Kahramanmaraş Cumhuriyet Başsavcılığı, 21.01.2021 tarih yazısı ile özetle, müşteki ..."un, şüpheli ... isimli şahsın yetkilisi olduğu şirketten alacaklı olduğu, bu alacaklarına karşın Kahramanmaraş İcra Dairesinde haciz talebinde bulunduğu, şüphelinin yetkilisi olduğu IMS Healty Tıbbi İstatistik Tic. ve Ltd. Şti. ve IMS Tıbbi Istatistik Tic. ve Müşavirlik Ltd. Şti. isimli şirketler hakkında bir çok icra talebinin bulunduğu, alacaklarını tahsil edemeyen müştekinin şikayet dilekçesinde özetle; IMS Healty Tıbbi İstatistik Tic. ve Ltd. Şti. ve IMS Tıbbi Istatistik Tic. ve Müşavirlik Ltd. Şti. isimli şirketlerin paravan şirketler olduğu, bu şirketlerin yurt dışından kara para akladığı, SGK kayıtları ile bordrolarının usulsüz ve göstermelik olduğu, ticaret sicil kayıtlarının sahte olduğu, şirkete ait bazı imzaların sahtelik taşıdığından bahisle suç duyurusunda bulunduğu, müştekinin şikayetine binaen 2016/18828 soruşturma sayılı dosya ile soruşturma işlemlerine başlandığı ve soruşturma neticesinde hukuki ihtilaf nedeniyle kovuşturmaya yer olmadığına dair karar verildiği, müştekinin karara karşı itirazının ise mercii kararı ile reddedildiğine dair dosya muhteviyatının incelenmesinde, şüphelinin bazı imzaların sahte olduğu, sicil kayıtlarının doğru olmadığı, şirketin paravan olduğunu iddia etmesi karşısında, piyasaya yüklü miktarda borçlanan ve hakkında bir çok icra takibi başlatılan şirketlerin müştekinin iddia ettiği gibi paravan şirket olup olmadıkları, ticari hayatta herhangi bir faaliyetlerinin bulunup bulunmadığı hususunda soruşturmanın genişletilerek etkin bir araştırma yapılmadan karar verildiğinden kesin kararın kanun yararına bozulması görüşünde bulunulmuştur.
III-HUKUKİ UYUŞMAZLIK;
Soruşturmaya konu dilekçe içeriğine göre, terör örgütüne finans sağlamak, kara paranın aklanması ve sahtecilik suçları yönünden iddiaların hukuki ihtilaftan ibaret olduğu gerekçesi ile verilen KYOK"un kaldırılması talebi üzerine katılma hakkı bulunmayan müştekinin itirazına istinaden , itirazın esastan reddine dair verilen mercii kararında hukuki isabet bulunup bulunmadığına ilişkindir.
IV- HUKUKİ DEĞERLENDİRME;
Uyuşmazlıkla ilgili mevzuat şöyledir;
5271 sayılı CMK"nun
Kovuşturmaya yer olmadığına dair karar
Madde 172 – (1) Cumhuriyet savcısı, soruşturma evresi sonunda, kamu davasının açılması için yeterli şüphe oluşturacak delil elde edilememesi veya kovuşturma olanağının bulunmaması hallerinde kovuşturmaya yer olmadığına karar verir.
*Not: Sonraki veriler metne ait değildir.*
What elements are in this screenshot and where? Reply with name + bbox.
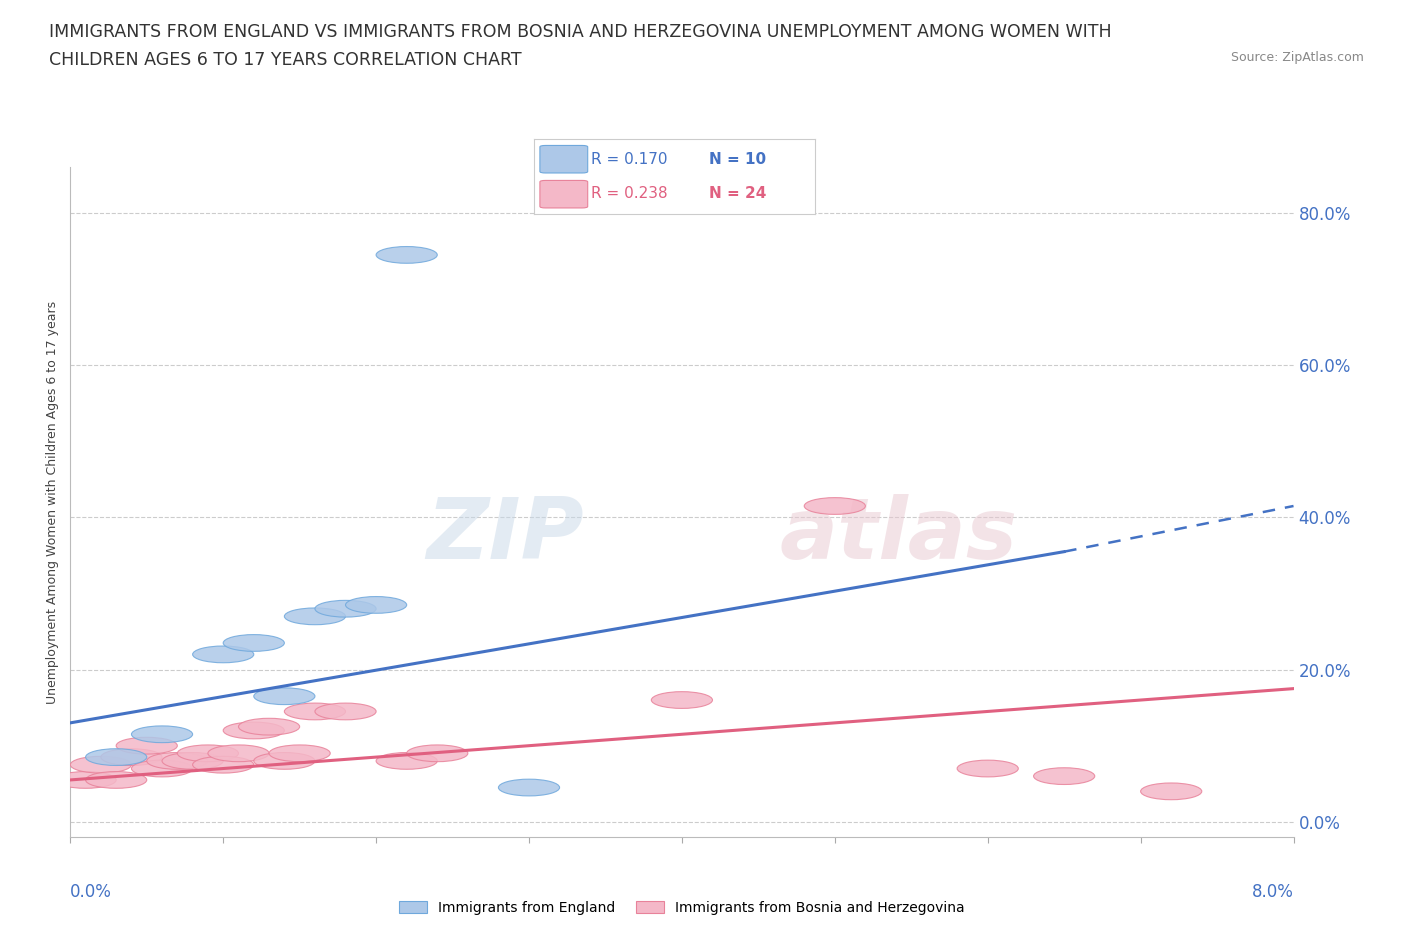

Bu karar, suçtan zarar gören ile önceden ifadesi alınmış veya sorguya çekilmiş şüpheliye bildirilir. Kararda itiraz hakkı, süresi ve mercii gösterilir.
(2) (Değişik: 02.01.2017-KHK-680/10 md.; Aynen kabul: 01.02.2018-7072/9 md.) Kovuşturmaya yer olmadığına dair karar verildikten sonra kamu davasının açılması için yeterli şüphe oluşturacak yeni delil elde edilmedikçe ve bu hususta sulh ceza hâkimliğince bir karar verilmedikçe, aynı fiilden dolayı kamu davası açılamaz.
Cumhuriyet savcısının kararına itiraz
Madde 173- (1)Suçtan zarar gören, kovuşturmaya yer olmadığına dair kararın kendisine tebliğ edildiği tarihten itibaren onbeş gün içinde, bu kararı veren Cumhuriyet savcısının yargı çevresinde görev yaptığı ağır ceza mahkemesinin bulunduğu yerdeki sulh ceza hâkimliğine itiraz edebilir.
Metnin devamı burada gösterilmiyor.